You’re in love with making people love you, not reciprocating that feeling.
I liked thinking about us. You liked thinking about our expiration date.
I wonder if you hold onto the pockets of his pajama pants while you sleep.
They always say, “You’ll know when you find the one.” Well, I knew. Why didn’t you?
Tell me what you did to me to make me write about you at 4 AM, three years later.
Questions of Travel
I’ll bet you never did read that Elizabeth Bishop poem I recommended. Your loss.
My weekends home, I take the back roads in hope to see any sign of you. I never do. But I still hope that maybe you’re searching for me, too.
You go through my mind at least once a day, every day, but you won’t even speak to me, which just pisses me off and saddens me at the same time. Yet, I’d still come fix your house if you asked.
Someone Else's Jokes
No matter how many times I tell myself I’m over you, my heart still breaks every time I hear you laugh at someone else’s jokes.
I feel like there is a string connecting us across all the miles and silence. The longer we go without speaking, the tighter the string gets pulled. It feels like it’s about to break.
Without a whisper from you in 5 years, you still make my tummy fizzy, and give my heart a hard-on.
Hey, I’m ready to read that love poem you wrote about me in 1985. You didn’t happen to save it, did you?
I haven’t been able to find your new address since you moved out of your parents’ house. Guess I’m not much of a stalker.
You’re the reason I find myself singing Madonna in the shower.
All I want is a new beginning. No, not with you. Just new.
You said “so much hair” like it was the sexiest thing you’d ever seen. it’s been over three years, and I still won’t cut it.
I’ve made major life changes since we parted. For example, I now get black beans on my Chipotle burrito.

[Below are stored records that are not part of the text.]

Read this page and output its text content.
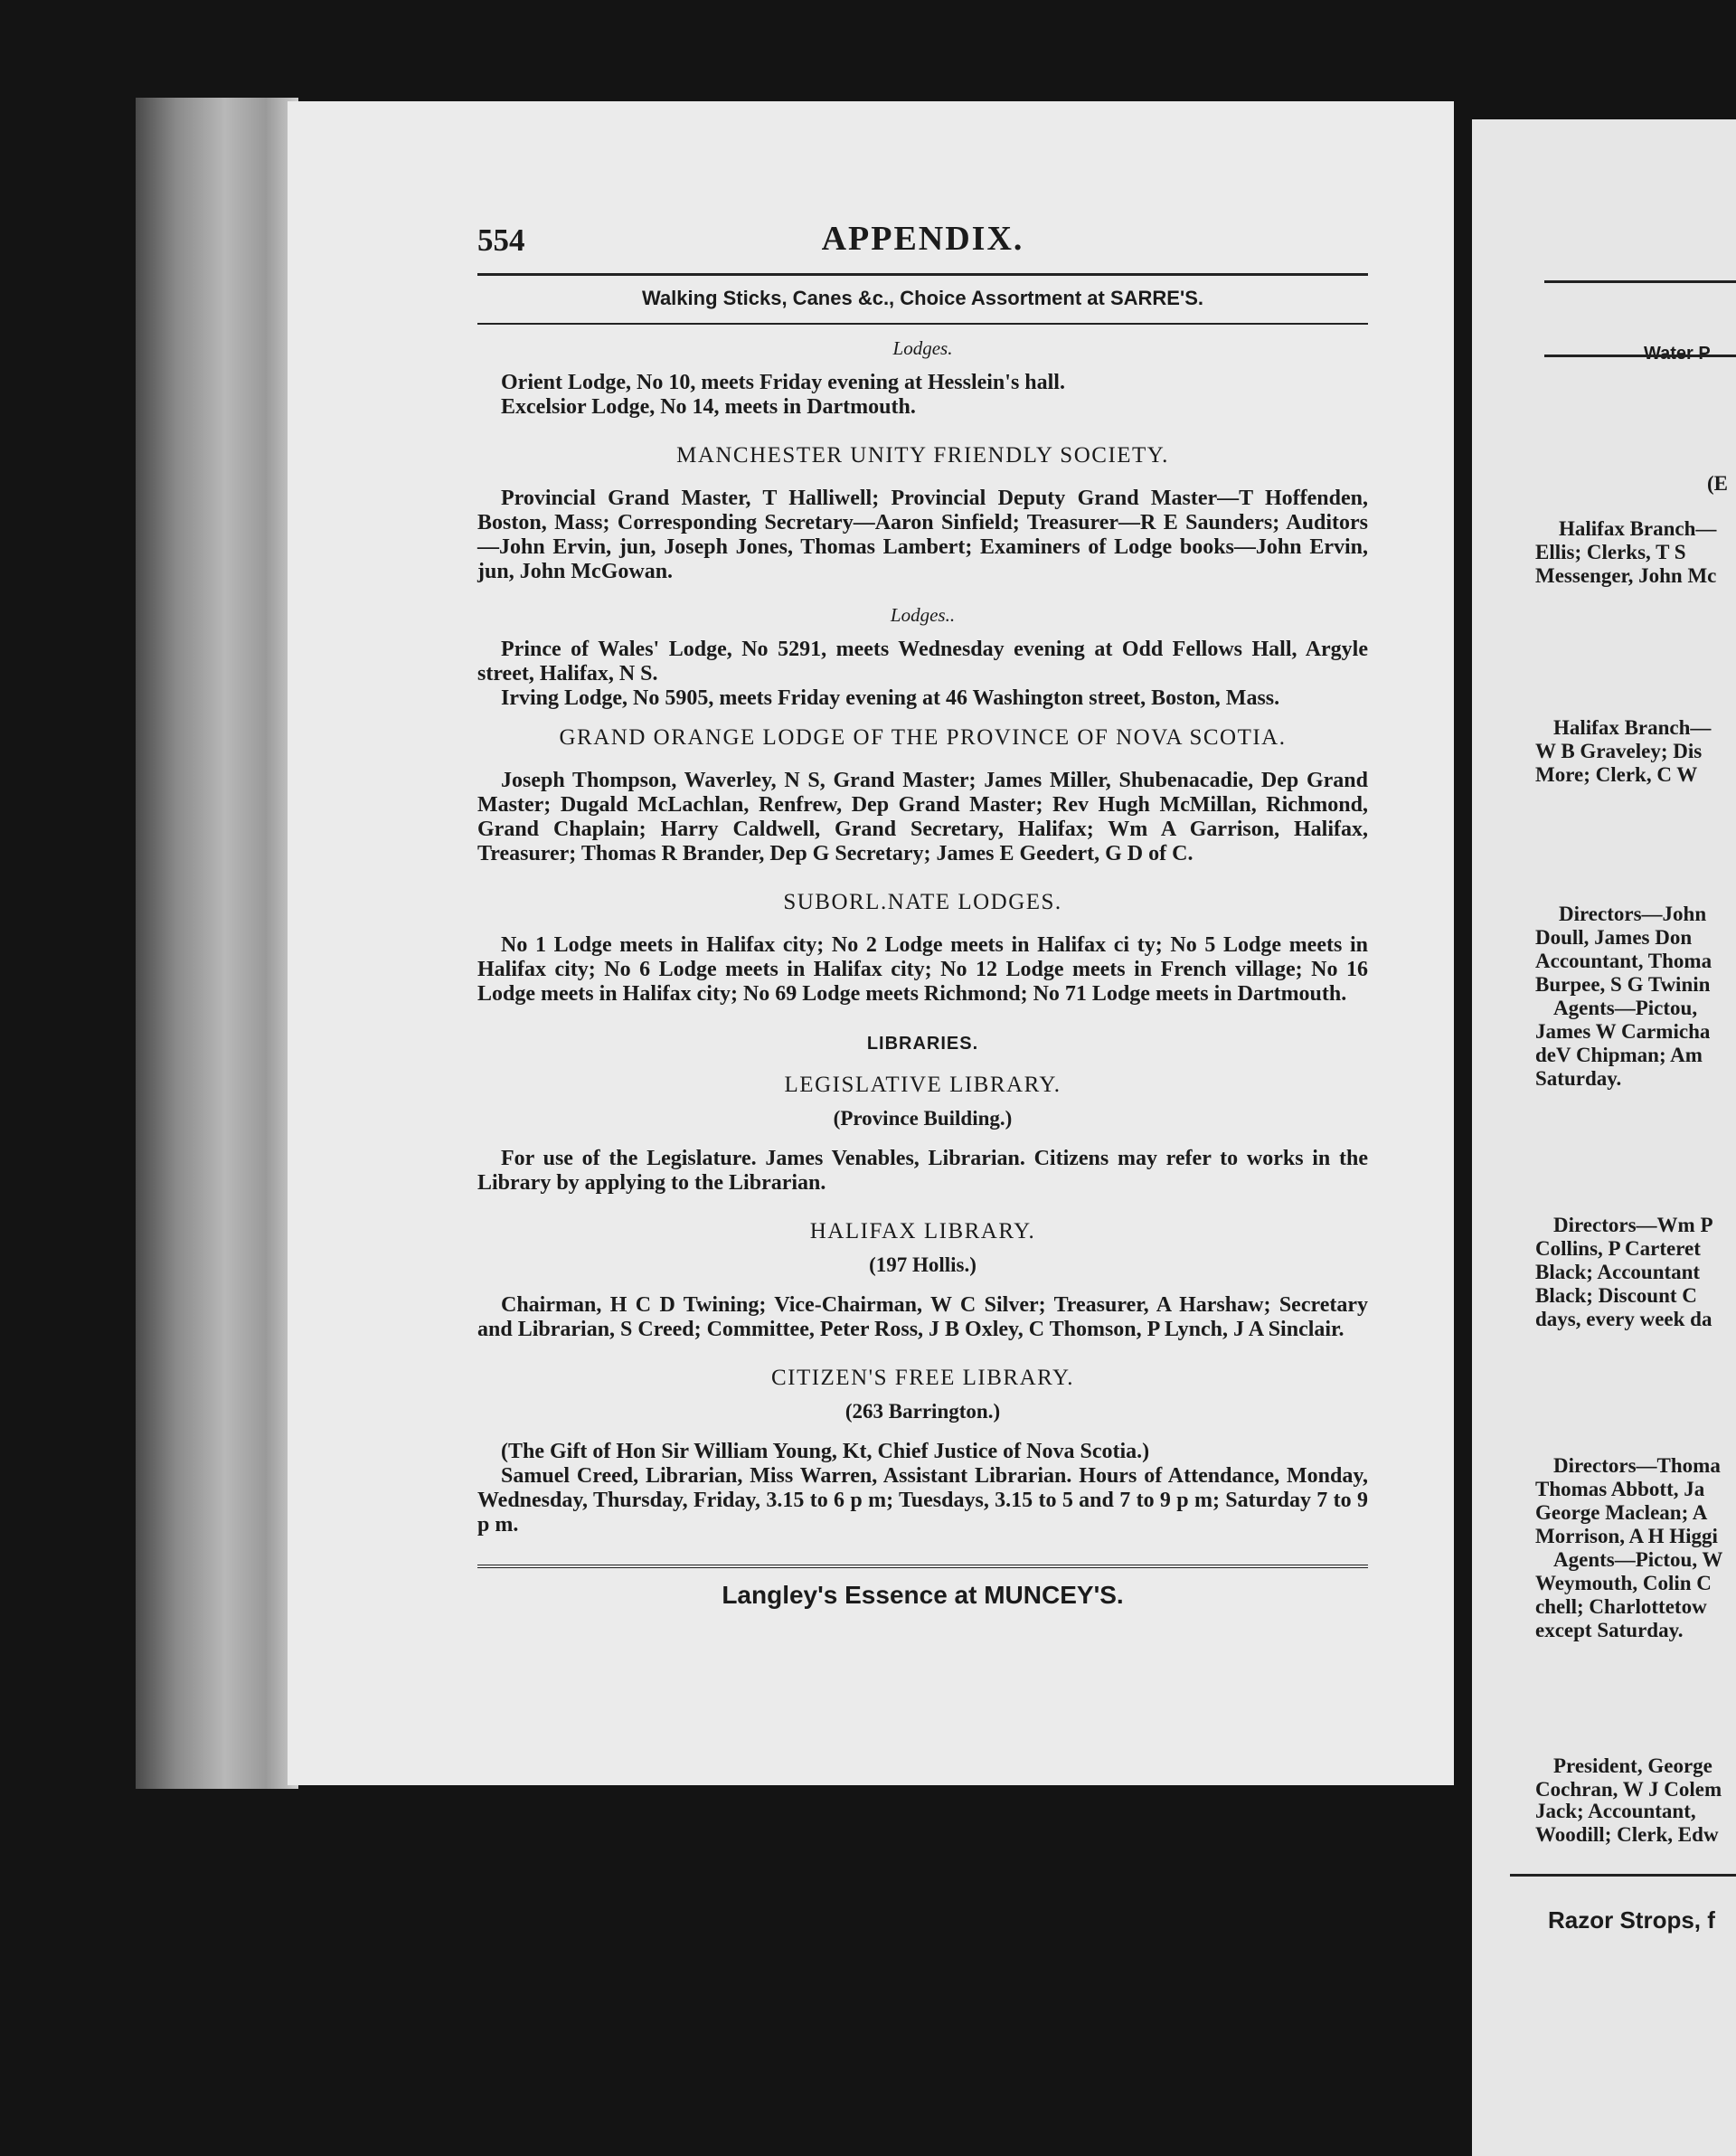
554	APPENDIX.
Walking Sticks, Canes &c., Choice Assortment at SARRE'S.
Lodges.

Orient Lodge, No 10, meets Friday evening at Hesslein's hall.

Excelsior Lodge, No 14, meets in Dartmouth.

MANCHESTER UNITY FRIENDLY SOCIETY.

Provincial Grand Master, T Halliwell; Provincial Deputy Grand Master—T Hoffenden, Boston, Mass; Corresponding Secretary—Aaron Sinfield; Treasurer—R E Saunders; Auditors—John Ervin, jun, Joseph Jones, Thomas Lambert; Examiners of Lodge books—John Ervin, jun, John McGowan.

Lodges..

Prince of Wales' Lodge, No 5291, meets Wednesday evening at Odd Fellows Hall, Argyle street, Halifax, N S.

Irving Lodge, No 5905, meets Friday evening at 46 Washington street, Boston, Mass.

GRAND ORANGE LODGE OF THE PROVINCE OF NOVA SCOTIA.

Joseph Thompson, Waverley, N S, Grand Master; James Miller, Shubenacadie, Dep Grand Master; Dugald McLachlan, Renfrew, Dep Grand Master; Rev Hugh McMillan, Richmond, Grand Chaplain; Harry Caldwell, Grand Secretary, Halifax; Wm A Garrison, Halifax, Treasurer; Thomas R Brander, Dep G Secretary; James E Geedert, G D of C.

SUBORL.NATE LODGES.

No 1 Lodge meets in Halifax city; No 2 Lodge meets in Halifax ci ty; No 5 Lodge meets in Halifax city; No 6 Lodge meets in Halifax city; No 12 Lodge meets in French village; No 16 Lodge meets in Halifax city; No 69 Lodge meets Richmond; No 71 Lodge meets in Dartmouth.

LIBRARIES.
LEGISLATIVE LIBRARY.
(Province Building.)

For use of the Legislature. James Venables, Librarian. Citizens may refer to works in the Library by applying to the Librarian.

HALIFAX LIBRARY.
(197 Hollis.)

Chairman, H C D Twining; Vice-Chairman, W C Silver; Treasurer, A Harshaw; Secretary and Librarian, S Creed; Committee, Peter Ross, J B Oxley, C Thomson, P Lynch, J A Sinclair.

CITIZEN'S FREE LIBRARY.
(263 Barrington.)

(The Gift of Hon Sir William Young, Kt, Chief Justice of Nova Scotia.)

Samuel Creed, Librarian, Miss Warren, Assistant Librarian. Hours of Attendance, Monday, Wednesday, Thursday, Friday, 3.15 to 6 p m; Tuesdays, 3.15 to 5 and 7 to 9 p m; Saturday 7 to 9 p m.

Langley's Essence at MUNCEY'S.
Water P
(E
Halifax Branch—
Ellis; Clerks, T S
Messenger, John Mc
Halifax Branch—
W B Graveley; Dis
More; Clerk, C W
Directors—John
Doull, James Don
Accountant, Thoma
Burpee, S G Twinin
Agents—Pictou,
James W Carmicha
deV Chipman; Am
Saturday.
Directors—Wm P
Collins, P Carteret
Black; Accountant
Black; Discount C
days, every week da
Directors—Thoma
Thomas Abbott, Ja
George Maclean; A
Morrison, A H Higgi
Agents—Pictou, W
Weymouth, Colin C
chell; Charlottetow
except Saturday.
President, George
Cochran, W J Colem
Jack; Accountant,
Woodill; Clerk, Edw
Razor Strops, f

That summer night in Cape Cod when we laid in bed talking for hours in our little fort under the sheets was the best night of my life.
You know what the worst part is? It’s that no matter how much time has passed, and how much more time will pass, every time I think about you, I can’t help but smile.
One of Them
We used to make fun of those ridiculous, goo-goo eyed, lovey-dovey couples. Then you became one of them with someone else. That’s so unfair.
I know we would have worked out in a different time. And a in different place. And maybe if we were different people.
I know procrastination is one of my bad habits, and I keep procrastinating on getting over you.
Searching your name results in nothing useful.
I consider you a muse.
Knowing that you have forgotten those nights is more painful than remembering those nights.
My mom always told me to stay with someone who loves you more than you love them. I’m guessing your mom didn’t teach you that lesson.
I’ve come to realize that the fact that I still miss the way you made me feel is my karmic reward for being your other woman.
It’s chilly out. My windows are open. The moon is big. All I can think about is how amazing you’d look on top of me, the light reflecting off your skin as we keep each other warm.
I’ve loved you for over a year now. I’ve waited patiently for you to start loving me back. You falling in love with my sister was never part of the plan.
I dread a football season without you.
Out of Whack
My life has turned out just fine…married to a great girl…but I am haunted by the fact we never were together, and the universe is out of whack because of it.
Thank you for giving me a glimpse of who I could have become with you; it makes me much more grateful for who I am without you.
I am the surest thing you’ve ever had.
I love you, I’ll just never think of you like I think of him.